Since the Supreme Court decided Imbler v. Pachtman in 1976, prosecutors have been absolutely immune from any suit under 42 U.S.C. § 1983 alleging that the prosecutors deliberately withheld exculpatory information from the defendant or knowingly used fabricated evidence against a defendant. The Court has continued to adhere to this broad grant of immunity, notwithstanding the fact that the rationale employed by the Imbler Court has been largely discredited and the fact that doing so has created significant moral hazard concerns. In fact, in several recent cases, the Court has shown great reluctance to allow courts or juries any questioning of prosecutors.

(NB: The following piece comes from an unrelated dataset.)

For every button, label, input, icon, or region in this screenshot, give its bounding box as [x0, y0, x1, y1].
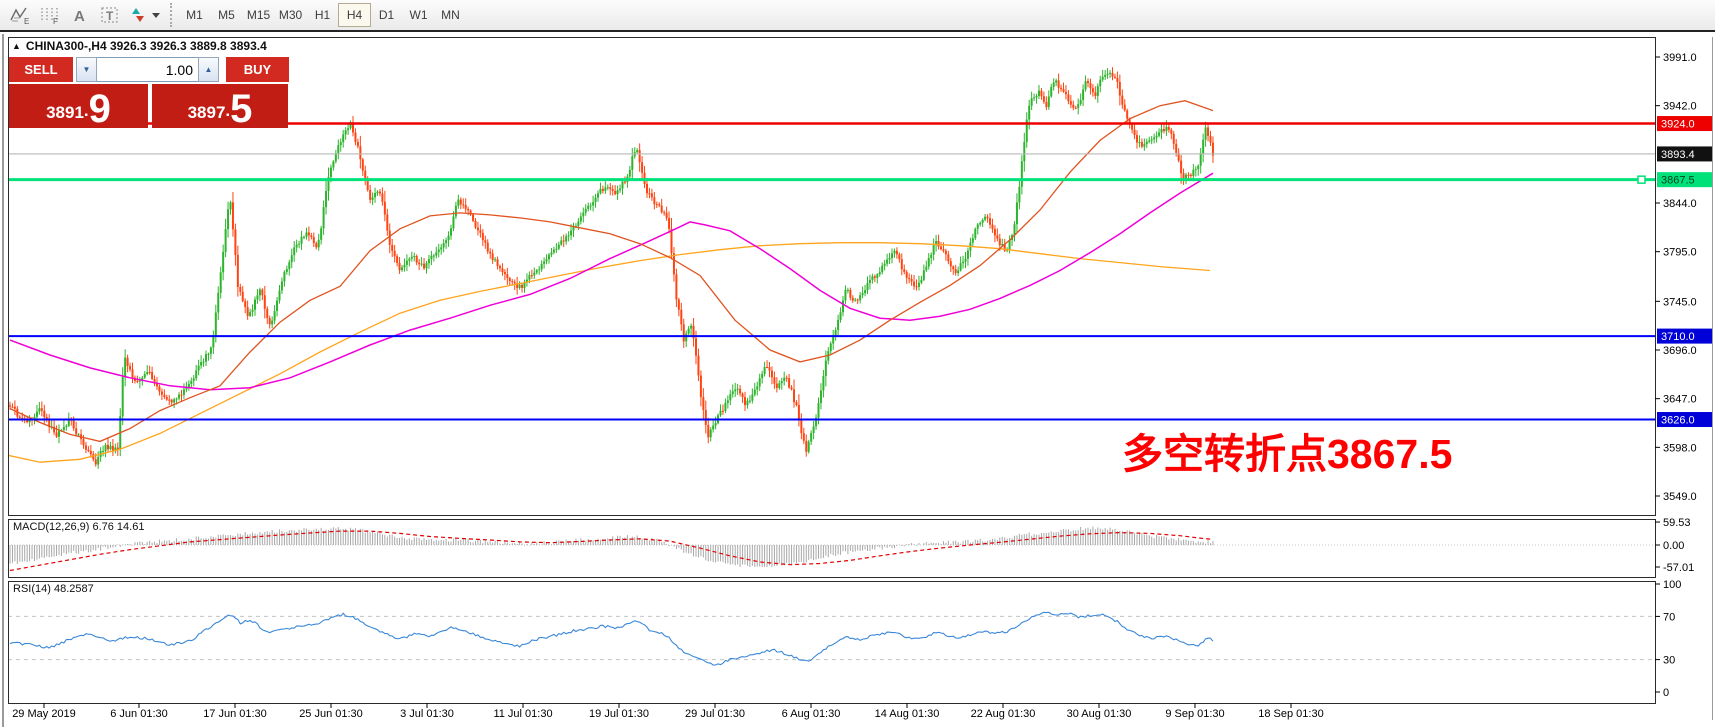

This article explores the Court’s continued embrace of Imbler and concludes that this adherence is best understood in terms of the Court’s identification of prosecutors with other participants in criminal proceedings and the Court’s reluctance to subject prosecutors to possible lawsuits from those who are charged but not convicted. This article proposes that these concerns be addressed by limiting the potential size of the plaintiff class to those plaintiffs who make a threshold showing of factual innocence. Such a showing is the same that is required from criminal defendants who are suing their counsel for malpractice, and the concerns raised by the courts in these criminal defense malpractice actions mirror the concerns underlying prosecutorial immunity. Requiring plaintiffs to meet this threshold showing, as well as meet the current pleading requirements, could balance the Court’s concerns with protecting prosecutors who fail to win a case with some accountability for the innocent victim(s) of deliberate prosecutorial misconduct.
Karen McDonald Henning, The Failed Legacy of Absolute Immunity Under Imbler: Providing a Compromise Approach to Claims of Prosecutorial Misconduct, 48 Gonz. L. Rev. 219 (2013).